Ne demek istiyordu bu insan? Yalnızca Allah’a ibadet etmelerini ve diğer tanrılarını terk etmelerini istiyordu. İlk söylediği söz buydu. Allah ortak kabul etmezdi. O eşsiz ve yüce bir varlıktı. Tüm güzellikleri yaratan ve insanlara sunan sadece O’ydu. Tanrı diye kabul edilenler ise kendileri hiçbir şey yaratmayan ve en önemlisi de var olmak için kendilerine tapan insanlara muhtaçtılar. Bir sinek üstlerine konsa onu kovacak bir güce bile sahip değilken, nasıl tanrı olabilirlerdi?
Sizleri böylesine duyarsızlaştıran onların soğukluğu ve katılığıdır. Taş yığınından başka bir şey olmayan putlar sizlere zarardan başka bir şey vermez. O zarar da kendilerinden değil, onlara taptığınız için Allah’tan gelecektir. O halde Allah’ın azabından sakının.
Bunu sizden her hangi bir karşılık beklediğim için de yapmıyorum. Sizden ne mevki, ne makam, ne şan şöhret ne de bir zenginlik istiyorum. Ben sadece Allah’ın bir peygamberi olarak size O’nun emirlerini aktarıyorum.
O Allah’ ki yüceliği tüm kâinatı kuşatmıştır. Gökleri direksiz durduran bulutlardan hayat kaynağınız suyu indiren O’dur.
Size bahçeler, pınarlar veren O’dur. Çocuklarla geleceğinizi süsleyen, sürü sürü hayvanlarla geçiminizi sağlayan O’dur. O halde O’nun önünde eğilin ve secde edin. Çünkü sizin tek Rabbiniz Allah’tır.
Yüksek binalar yaparak yüceleşeceğinizi mi sanıyorsunuz?
Yeraltından madenler ve su kaynakları çıkararak ölümsüzlüğü mü temenni ediyorsunuz?
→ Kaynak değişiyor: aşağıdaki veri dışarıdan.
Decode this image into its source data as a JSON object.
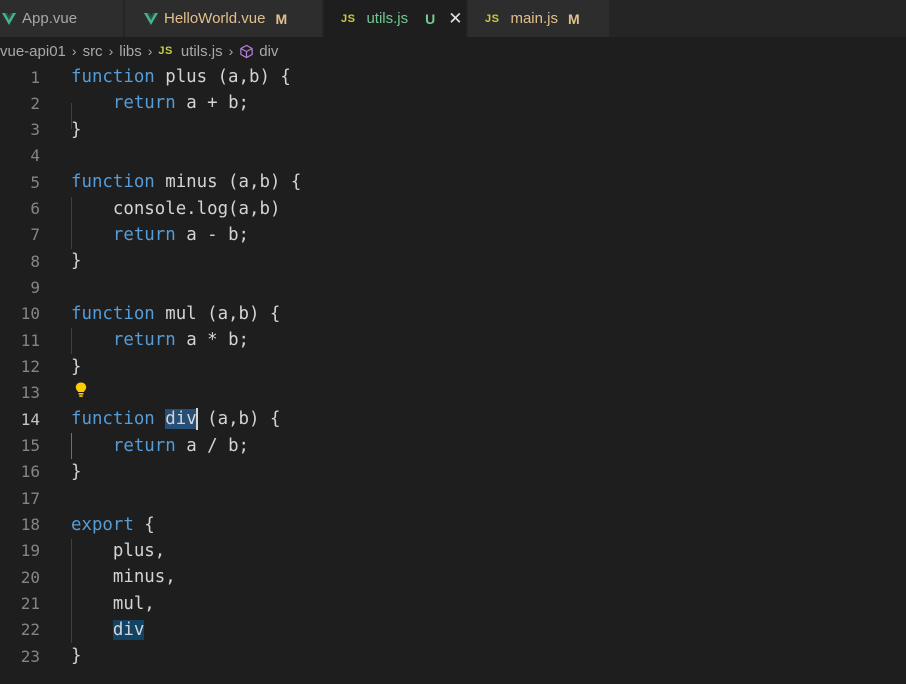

İnsanları zorbalıkla ve şiddetle yakalayarak onlar üzerinde tanrılık mı iddia ediyorsunuz? Hayır ey halkım hayır bunlar insanlar için mümkün olmayan b ir şeydir. Günü geldiğinde her kes yaptığının hesabını vermek için Rabbinin huzuruna çıkacaktır. Ben sizin için gücün ve kudretin bittiği ve acı bir günün başlayacağı azap günlerinden korkuyorum. Gelin Allah’tan başka taptıklarını terk edin ve yalnızca O’na itaat edin.